The YPG was defeated in the battle for Afrin and tens of thousands of Kurds fled Afrin to IDP camps, where most of them are still staying in dire conditions, as SDF cannot provide them other homes. They still want to return but they say their houses have been looted and even their olive orchards plundered. Reports speak of abuses by the Syrian rebel factions in Afrin and infighting among them.
Since Turkish forces and their Syrian proxies captured Afrin city and countryside more than two years ago, Turkish-backed factions have practiced almost all kinds of atrocities, with full Turkish consent, against Afrin’s people who stayed in the area and refused to flee or those who have been displaced, whose properties have been seized and looted. Let’s take a look at the statistics from last month.
According to statistics collected by the Syrian Observatory for Human Rights, Turkish-backed factions kidnapped and arrested nearly 43 civilians from different areas in Afrin city, Jendires, Sharran, Maabatli and other places in the region in March 2020. Some of those arrested or kidnapped people have been released, while most of them are still in the rebel factions’ prisons for various accusations, most prominent of which is “communication with the Kurdish Units”.
In early March, Turkish government gave the rebel factions in the area the green light to sell Kurdish property at nominal prices. According to reliable SOHR sources, Turkish-backed factions of the “Syrian National Army” are selling the houses of displaced Kurds who were forced to flee the Turkish military operations in their areas. A two-storey house is being sold at a price ranging from $3,000 to $5,000.
“The Turkish-backed factions in Afrin city are wreaking havoc in the area, and have recently begun selling or renting houses and shops as if there are their own properties”, SOHR sources added. Meanwhile, “Al-Jabha Al-Shamiyyah” faction imposed new levies after marking and numbering the shops in Maabatli township in Afrin countryside, in order to collect monthly taxes from Kurdish citizens. Other members of the same faction used heavy earth-moving machinery for digging and excavating archeological sites between Shitka and Kakhrah villages in Maabatli township, searching for antiquities.

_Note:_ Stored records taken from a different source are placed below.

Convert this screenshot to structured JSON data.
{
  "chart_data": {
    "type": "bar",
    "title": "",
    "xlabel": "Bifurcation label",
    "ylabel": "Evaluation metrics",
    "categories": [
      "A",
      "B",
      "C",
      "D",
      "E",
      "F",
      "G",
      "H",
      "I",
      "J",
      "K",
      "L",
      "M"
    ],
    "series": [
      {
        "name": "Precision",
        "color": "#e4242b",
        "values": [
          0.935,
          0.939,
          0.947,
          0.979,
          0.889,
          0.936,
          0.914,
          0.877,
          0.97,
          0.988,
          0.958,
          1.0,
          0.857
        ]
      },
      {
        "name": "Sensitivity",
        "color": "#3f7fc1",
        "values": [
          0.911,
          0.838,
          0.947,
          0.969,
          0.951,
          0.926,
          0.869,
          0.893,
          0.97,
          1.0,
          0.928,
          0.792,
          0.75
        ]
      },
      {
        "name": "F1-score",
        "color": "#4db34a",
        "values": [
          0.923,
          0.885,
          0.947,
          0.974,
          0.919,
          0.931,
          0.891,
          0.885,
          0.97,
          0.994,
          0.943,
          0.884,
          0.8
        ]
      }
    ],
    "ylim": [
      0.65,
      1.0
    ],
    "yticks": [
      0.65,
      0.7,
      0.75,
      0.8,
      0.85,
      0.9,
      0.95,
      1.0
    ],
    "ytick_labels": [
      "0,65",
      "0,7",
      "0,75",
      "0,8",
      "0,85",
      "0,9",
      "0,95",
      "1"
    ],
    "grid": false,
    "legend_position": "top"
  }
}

These violations come as a part of systematic policy that Turkish-backed factions practice against the remaining people in Afrin, especially the Kurds who fear getting out of their houses, particularly in the evening in order not to be kidnapped or arrested under fabricated pretexts.

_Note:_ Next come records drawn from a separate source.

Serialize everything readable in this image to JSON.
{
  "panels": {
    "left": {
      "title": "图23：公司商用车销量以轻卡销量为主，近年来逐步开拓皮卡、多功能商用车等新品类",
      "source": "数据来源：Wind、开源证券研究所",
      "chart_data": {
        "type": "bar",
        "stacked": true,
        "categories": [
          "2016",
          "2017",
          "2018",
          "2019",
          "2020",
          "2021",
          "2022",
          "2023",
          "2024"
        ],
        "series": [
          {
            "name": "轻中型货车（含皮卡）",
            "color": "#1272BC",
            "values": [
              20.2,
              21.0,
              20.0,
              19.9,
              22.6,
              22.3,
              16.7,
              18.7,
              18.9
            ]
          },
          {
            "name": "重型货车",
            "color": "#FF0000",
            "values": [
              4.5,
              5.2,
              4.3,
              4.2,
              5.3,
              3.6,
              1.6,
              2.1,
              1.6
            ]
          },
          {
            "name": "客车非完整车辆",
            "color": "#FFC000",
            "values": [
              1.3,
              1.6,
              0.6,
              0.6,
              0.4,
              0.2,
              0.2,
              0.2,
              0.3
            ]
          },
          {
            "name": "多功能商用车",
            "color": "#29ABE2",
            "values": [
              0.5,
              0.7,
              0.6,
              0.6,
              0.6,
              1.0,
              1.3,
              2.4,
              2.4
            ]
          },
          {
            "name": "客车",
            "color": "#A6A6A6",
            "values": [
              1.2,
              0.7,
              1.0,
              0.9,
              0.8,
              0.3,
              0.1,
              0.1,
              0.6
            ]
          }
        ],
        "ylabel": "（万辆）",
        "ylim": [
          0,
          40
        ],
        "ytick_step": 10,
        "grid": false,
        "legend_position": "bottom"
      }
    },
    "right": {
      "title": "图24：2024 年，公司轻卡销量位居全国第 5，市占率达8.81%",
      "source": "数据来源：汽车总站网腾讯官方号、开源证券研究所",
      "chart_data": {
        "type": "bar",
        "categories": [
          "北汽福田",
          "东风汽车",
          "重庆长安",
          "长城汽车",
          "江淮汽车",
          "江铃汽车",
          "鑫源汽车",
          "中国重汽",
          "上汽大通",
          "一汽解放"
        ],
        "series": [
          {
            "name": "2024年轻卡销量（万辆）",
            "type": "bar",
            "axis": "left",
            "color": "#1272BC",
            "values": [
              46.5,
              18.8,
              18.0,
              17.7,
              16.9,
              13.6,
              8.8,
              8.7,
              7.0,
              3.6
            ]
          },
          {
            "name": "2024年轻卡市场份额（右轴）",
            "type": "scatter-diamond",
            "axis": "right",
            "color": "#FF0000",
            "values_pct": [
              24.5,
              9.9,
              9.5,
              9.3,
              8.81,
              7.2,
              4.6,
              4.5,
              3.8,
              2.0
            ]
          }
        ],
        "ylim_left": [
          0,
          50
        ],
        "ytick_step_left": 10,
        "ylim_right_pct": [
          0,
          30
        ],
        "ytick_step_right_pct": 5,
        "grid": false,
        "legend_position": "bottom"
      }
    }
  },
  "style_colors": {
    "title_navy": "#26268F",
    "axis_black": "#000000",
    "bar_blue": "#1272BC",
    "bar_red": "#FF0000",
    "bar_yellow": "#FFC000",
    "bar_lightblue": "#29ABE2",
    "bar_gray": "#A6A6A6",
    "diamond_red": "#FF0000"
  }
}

Syrian Observatory activists say a 14-year old man was found dead with his head separated from the body in Afrin last week. The body was found shackled and dumped near a trash can in Al-Zaydiyah neighborhood in Afrin city.
Another man died just yesterday. SOHR activists have documented the death of a Yazidi civilian in Bab Al-Hawa hospital affected by his injuries, after being shot a few days ago by gunmen of the Turkish-backed Islamic faction of “Al-Sham Corps”. The Turkish-backed gunmen shot the civilian that day while attempting to force him out of his house in Sufan village in Sherawa township in the countryside Afrin city.
Atrocities continue in the Afrin region and human rights are violated there on the daily base. The poor people of Afrin have only two options, stay in a tent camp in SDF-controlled areas in severe poverty, or try and survive the Turkish occupation. Many desperate civilians continue to pray for Bashar al-Assad to return.